Still, I’m convinced, once more we’re going
To put up a house on the Southside.
But Schatzi says we’re not.
That it happened again.
The first time, they thought you were drunk.
You spent ten hours
in the city tank, bless your infarcted heart,
and sued the council.
The only carpenter-plumber
I ever heard of who loved ballet,
started life as a dealer of 21
in the loop of Chicago,
acted in plays, studied at school
with the Syndicate’s odds maker,
and every year got four week’s work
as Santa Claus.
I remember we made a practice barre
for Richard and Gage,
and one day Schatzi wrote and said
you wouldn’t come home anymore.
Once you said, to hit the jackpot,
catch a women square upon the cervix.
You caught her,
But she hadn’t caught you anywhere.
You were still most happy thinking
of bumming drunk and free
about the two foot snow
of the blizzard of ’48 in Illinois.
18 months you came every day,
you helped remake my house.
I don’t know why, there wasn’t any money.
Maybe you needed like faith
to be useful at anything.
You kept me from going insane.
That’s all I wanted to say.
Except – sleep well.
I can’t figure out for the life of me
where you’ve gone.
© Andrew Glaze 1978, from The Trash Dragon of Shensi
Bill Gaither with Elizabeth Glaze (age 5) at a Birmingham department store.
Photo property of the Andrew Glaze Estate.
Gage Bush Englund, on the cover of Dance Magazine 1963,
photo by Jack Mitchell.
Yes, we really did have a purple Henry J. The day my father first drove it home he stood with it on the street, as a surprise, and my mother sent me to look out the window of my 2nd floor bedroom.
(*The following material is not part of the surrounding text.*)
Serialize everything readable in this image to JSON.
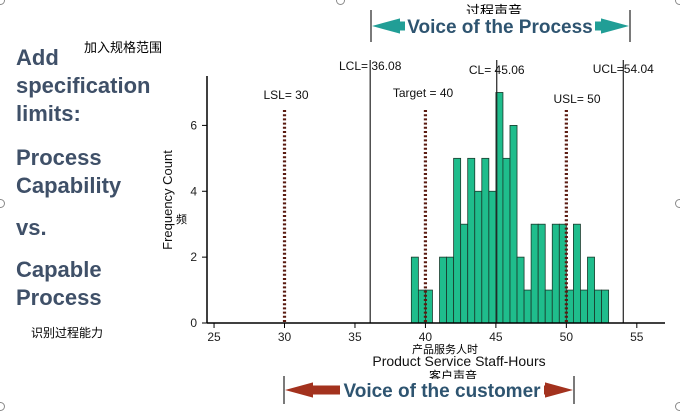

Up to that point we’d been driving around in a car with rope strung across an opening where a door was missing. Nowadays that would be highly illegal, but this was the ’50’s.
Gage Bush was an heiress who grew up with my father, and overcame some degree of polio as a child to have a successful ballet career and meet her husband dancer Richard Englund. At some point, Bill and my father helped them build a barre for ballet practice. Over the years, Gage and Richard alternated living in Birmingham and New York. When my stepmom Adriana met my father she already knew Richard because they danced together in “Camelot”. When my father and Adriana married, we took over an apartment from Richard and Gage while they returned to Birmingham for a few years. They ended up founding The Birmingham Civic Ballet before returning to New York where they worked with American Ballet Theatre and the Joffrey Ballet.
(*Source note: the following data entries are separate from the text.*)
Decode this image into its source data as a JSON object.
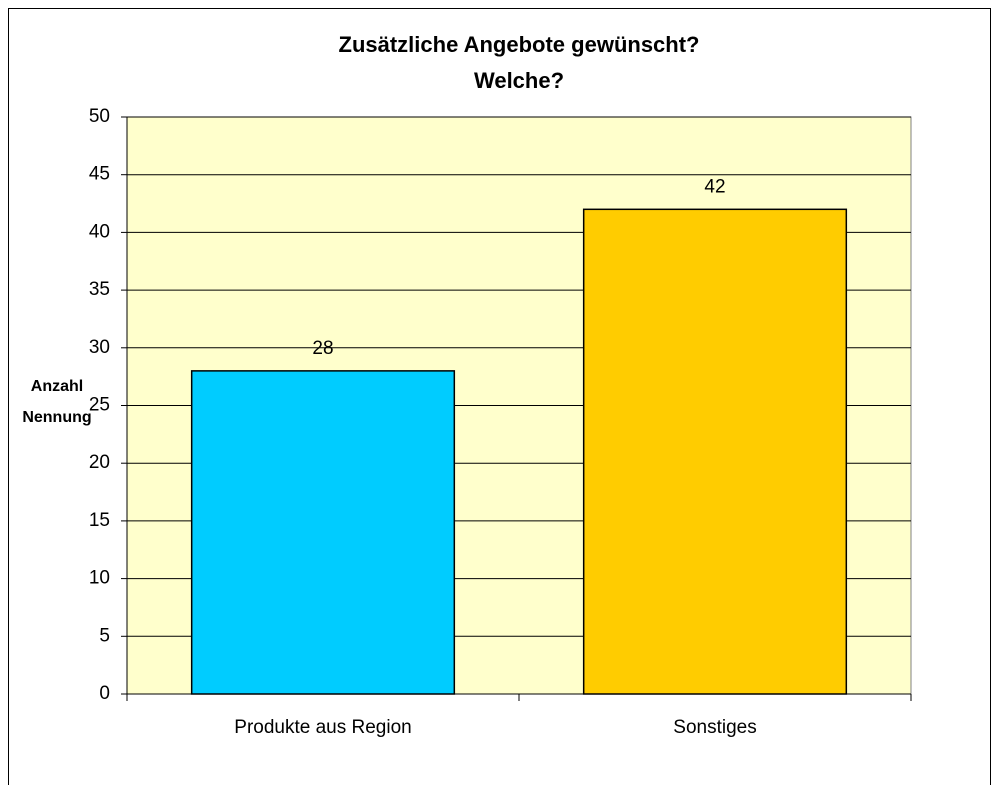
{
  "chart_data": {
    "type": "bar",
    "title": [
      "Zusätzliche Angebote gewünscht?",
      "Welche?"
    ],
    "ylabel": [
      "Anzahl",
      "Nennung"
    ],
    "categories": [
      "Produkte aus Region",
      "Sonstiges"
    ],
    "values": [
      28,
      42
    ],
    "colors": [
      "#00ccff",
      "#ffcc00"
    ],
    "ylim": [
      0,
      50
    ],
    "yticks": [
      0,
      5,
      10,
      15,
      20,
      25,
      30,
      35,
      40,
      45,
      50
    ],
    "grid": true,
    "plot_background": "#ffffcc"
  }
}
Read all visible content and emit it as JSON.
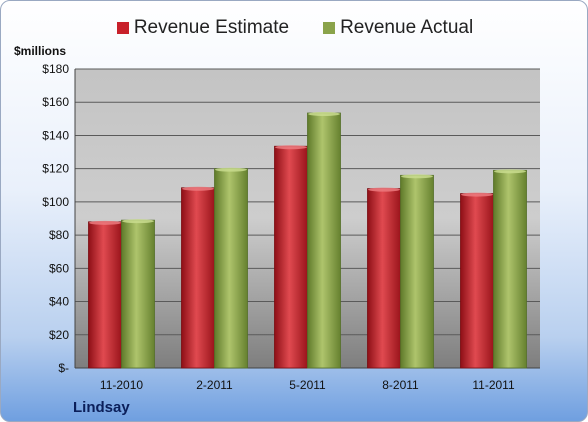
{
  "chart_data": {
    "type": "bar",
    "unit_label": "$millions",
    "categories": [
      "11-2010",
      "2-2011",
      "5-2011",
      "8-2011",
      "11-2011"
    ],
    "series": [
      {
        "name": "Revenue Estimate",
        "color": "#c8202a",
        "values": [
          88,
          108.5,
          133.5,
          108,
          105
        ]
      },
      {
        "name": "Revenue Actual",
        "color": "#8aa34a",
        "values": [
          89,
          120,
          153.5,
          116,
          119
        ]
      }
    ],
    "y_ticks": [
      "$-",
      "$20",
      "$40",
      "$60",
      "$80",
      "$100",
      "$120",
      "$140",
      "$160",
      "$180"
    ],
    "ylim": [
      0,
      180
    ],
    "grid": true,
    "legend_position": "top"
  },
  "footer": {
    "brand": "Lindsay"
  }
}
Bill Gaither was a neighbor who lived around a corner and downhill from our home-in-progress. According to my father, Bill drove past our house everyday and had been steadily watching the renovation process. Then one day he decided to park and walk up hill across our front yard to introduce himself. By the time he left he’d volunteered his services to help, and from that point on he was there almost every day. He and Schatzi (his wife’s nickname), became great friends with my parents. I remember having dinner at their house. One day during “naptime” I managed to sneak past my mother as she stood with her back to me at the kitchen sink, and went off to visit them. I was fond of them as well.
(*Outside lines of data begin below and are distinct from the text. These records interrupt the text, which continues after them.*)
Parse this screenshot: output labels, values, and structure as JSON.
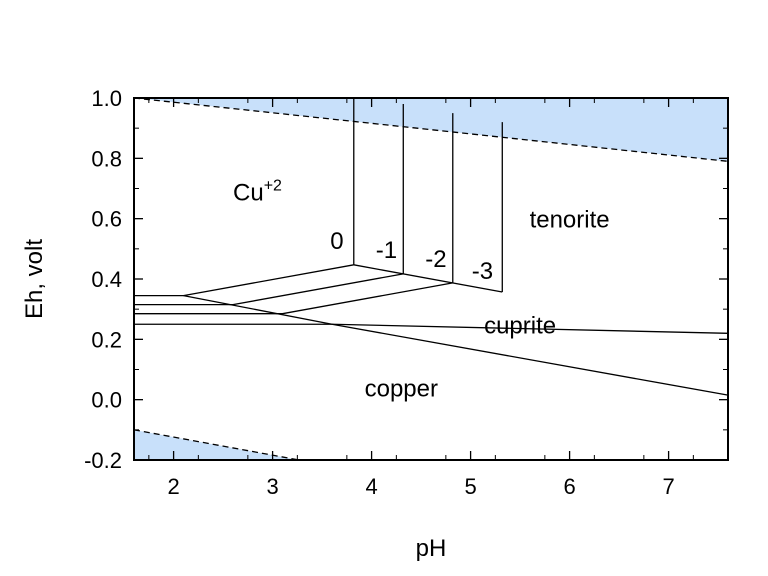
{
  "chart_data": {
    "type": "line",
    "title": "",
    "xlabel": "pH",
    "ylabel": "Eh, volt",
    "xlim": [
      1.6,
      7.6
    ],
    "ylim": [
      -0.2,
      1.0
    ],
    "xticks": [
      2,
      3,
      4,
      5,
      6,
      7
    ],
    "yticks": [
      -0.2,
      0.0,
      0.2,
      0.4,
      0.6,
      0.8,
      1.0
    ],
    "ytick_labels": [
      "-0.2",
      "0.0",
      "0.2",
      "0.4",
      "0.6",
      "0.8",
      "1.0"
    ],
    "grid": false,
    "colors": {
      "water_instability": "#c8e0fa",
      "lines": "#000000"
    },
    "water_upper": {
      "x": [
        1.6,
        7.6
      ],
      "y": [
        1.0,
        0.79
      ]
    },
    "water_lower": {
      "x": [
        1.6,
        7.6
      ],
      "y": [
        -0.1,
        -0.46
      ]
    },
    "series": [
      {
        "x": [
          1.6,
          3.6,
          7.6
        ],
        "y": [
          0.25,
          0.25,
          0.015
        ]
      },
      {
        "x": [
          3.6,
          7.6
        ],
        "y": [
          0.25,
          0.22
        ]
      },
      {
        "x": [
          1.6,
          2.1,
          3.82
        ],
        "y": [
          0.345,
          0.345,
          0.447
        ]
      },
      {
        "x": [
          1.6,
          2.6,
          4.32
        ],
        "y": [
          0.315,
          0.315,
          0.417
        ]
      },
      {
        "x": [
          1.6,
          3.1,
          4.82
        ],
        "y": [
          0.285,
          0.285,
          0.387
        ]
      },
      {
        "x": [
          2.1,
          3.6
        ],
        "y": [
          0.345,
          0.25
        ]
      },
      {
        "x": [
          3.82,
          5.32
        ],
        "y": [
          0.447,
          0.357
        ]
      },
      {
        "x": [
          3.82,
          3.82
        ],
        "y": [
          0.447,
          1.0
        ]
      },
      {
        "x": [
          4.32,
          4.32
        ],
        "y": [
          0.417,
          0.98
        ]
      },
      {
        "x": [
          4.82,
          4.82
        ],
        "y": [
          0.387,
          0.95
        ]
      },
      {
        "x": [
          5.32,
          5.32
        ],
        "y": [
          0.357,
          0.92
        ]
      }
    ],
    "annotations": [
      {
        "text": "Cu",
        "sup": "+2",
        "x": 2.6,
        "y": 0.66,
        "anchor": "start"
      },
      {
        "text": "tenorite",
        "x": 6.0,
        "y": 0.57
      },
      {
        "text": "cuprite",
        "x": 5.5,
        "y": 0.22
      },
      {
        "text": "copper",
        "x": 4.3,
        "y": 0.01
      }
    ],
    "activity_labels": [
      {
        "text": "0",
        "x": 3.65,
        "y": 0.5
      },
      {
        "text": "-1",
        "x": 4.15,
        "y": 0.47
      },
      {
        "text": "-2",
        "x": 4.65,
        "y": 0.44
      },
      {
        "text": "-3",
        "x": 5.12,
        "y": 0.4
      }
    ]
  }
}
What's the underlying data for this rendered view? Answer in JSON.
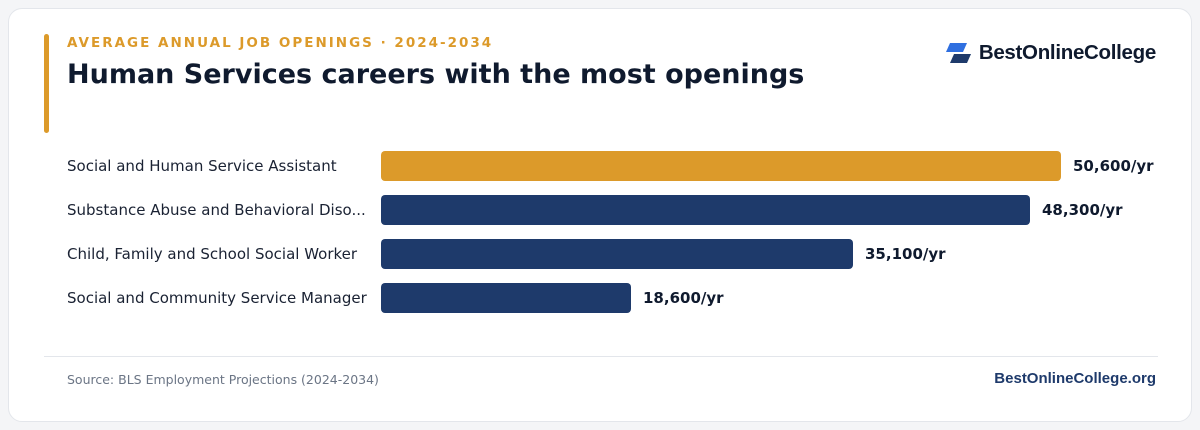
{
  "header": {
    "eyebrow": "AVERAGE ANNUAL JOB OPENINGS · 2024-2034",
    "title": "Human Services careers with the most openings",
    "brand_name": "BestOnlineCollege"
  },
  "footer": {
    "source": "Source: BLS Employment Projections (2024-2034)",
    "site": "BestOnlineCollege.org"
  },
  "colors": {
    "highlight": "#dc9a2a",
    "bar": "#1e3a6b",
    "text": "#0f1a2e",
    "label": "#1a2233"
  },
  "chart_data": {
    "type": "bar",
    "orientation": "horizontal",
    "categories": [
      "Social and Human Service Assistant",
      "Substance Abuse and Behavioral Diso...",
      "Child, Family and School Social Worker",
      "Social and Community Service Manager"
    ],
    "values": [
      50600,
      48300,
      35100,
      18600
    ],
    "value_labels": [
      "50,600/yr",
      "48,300/yr",
      "35,100/yr",
      "18,600/yr"
    ],
    "highlight_index": 0,
    "xlim": [
      0,
      50600
    ],
    "grid": false,
    "legend": "none"
  }
}
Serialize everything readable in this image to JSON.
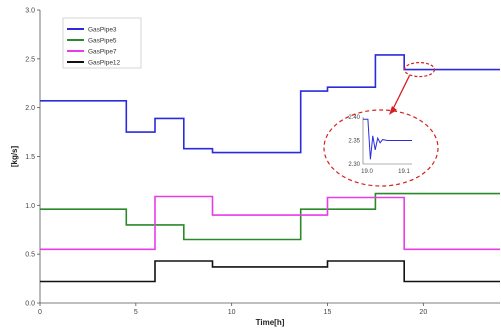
{
  "chart_data": {
    "type": "line",
    "title": "",
    "xlabel": "Time[h]",
    "ylabel": "[kg/s]",
    "xlim": [
      0,
      24
    ],
    "ylim": [
      0,
      3.0
    ],
    "xticks": [
      0,
      5,
      10,
      15,
      20
    ],
    "xtick_labels": [
      "0",
      "5",
      "10",
      "15",
      "20"
    ],
    "yticks": [
      0,
      0.5,
      1.0,
      1.5,
      2.0,
      2.5,
      3.0
    ],
    "ytick_labels": [
      "0.0",
      "0.5",
      "1.0",
      "1.5",
      "2.0",
      "2.5",
      "3.0"
    ],
    "grid": false,
    "legend_position": "top-left",
    "series": [
      {
        "name": "GasPipe3",
        "color": "#2b2bdc",
        "x": [
          0,
          4.5,
          4.5,
          6,
          6,
          7.5,
          7.5,
          9,
          9,
          13.6,
          13.6,
          15,
          15,
          17.5,
          17.5,
          19,
          19,
          24
        ],
        "y": [
          2.07,
          2.07,
          1.75,
          1.75,
          1.89,
          1.89,
          1.58,
          1.58,
          1.54,
          1.54,
          2.17,
          2.17,
          2.21,
          2.21,
          2.54,
          2.54,
          2.39,
          2.39
        ]
      },
      {
        "name": "GasPipe5",
        "color": "#2a8a2a",
        "x": [
          0,
          4.5,
          4.5,
          7.5,
          7.5,
          13.6,
          13.6,
          17.5,
          17.5,
          24
        ],
        "y": [
          0.96,
          0.96,
          0.8,
          0.8,
          0.65,
          0.65,
          0.96,
          0.96,
          1.12,
          1.12
        ]
      },
      {
        "name": "GasPipe7",
        "color": "#e83ce8",
        "x": [
          0,
          6,
          6,
          9,
          9,
          15,
          15,
          19,
          19,
          24
        ],
        "y": [
          0.55,
          0.55,
          1.09,
          1.09,
          0.9,
          0.9,
          1.08,
          1.08,
          0.55,
          0.55
        ]
      },
      {
        "name": "GasPipe12",
        "color": "#111111",
        "x": [
          0,
          6,
          6,
          9,
          9,
          15,
          15,
          19,
          19,
          24
        ],
        "y": [
          0.22,
          0.22,
          0.43,
          0.43,
          0.37,
          0.37,
          0.43,
          0.43,
          0.22,
          0.22
        ]
      }
    ],
    "inset": {
      "xlim": [
        19.0,
        19.1
      ],
      "ylim": [
        2.3,
        2.4
      ],
      "xtick_labels": [
        "19.0",
        "19.1"
      ],
      "ytick_labels": [
        "2.40",
        "2.35",
        "2.30"
      ],
      "series": {
        "color": "#2b2bdc",
        "x": [
          19.0,
          19.01,
          19.015,
          19.02,
          19.025,
          19.03,
          19.035,
          19.04,
          19.05,
          19.06,
          19.1
        ],
        "y": [
          2.395,
          2.395,
          2.31,
          2.36,
          2.33,
          2.355,
          2.345,
          2.352,
          2.35,
          2.35,
          2.35
        ]
      }
    }
  }
}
The final stage of our move to Manhattan was in the summer of 1957. Bill and my father alternated driving North in the Henry J with a small rental trailer hitched to the back, while I sat/slept in the back seat. My mother, grandmother, and I had already forged a path to Manhattan and found an apartment. I returned to Birmingham with my grandmother while my mother waited in NYC. At the end of our journey, knowing we’d have no need for a car in Manhattan, as a token of gratitude for his work, friendship, and help with our move, my father gave Bill our purple Henry J and he drove back home in it.
At some point, I remember my father telling me that Bill had been mistakenly locked up as a drunk when he’d had a heart issue. He was upset at the news. I don’t remember how much time passed between that and when Bill had a fatal heart attack, but when my father learned that he had died at the age of 49, he was crushed and broke the news to me. It was only 9 years since our move, and they’d stayed in touch. I always liked the fact that my father wrote a poem to give him a moment of immortality.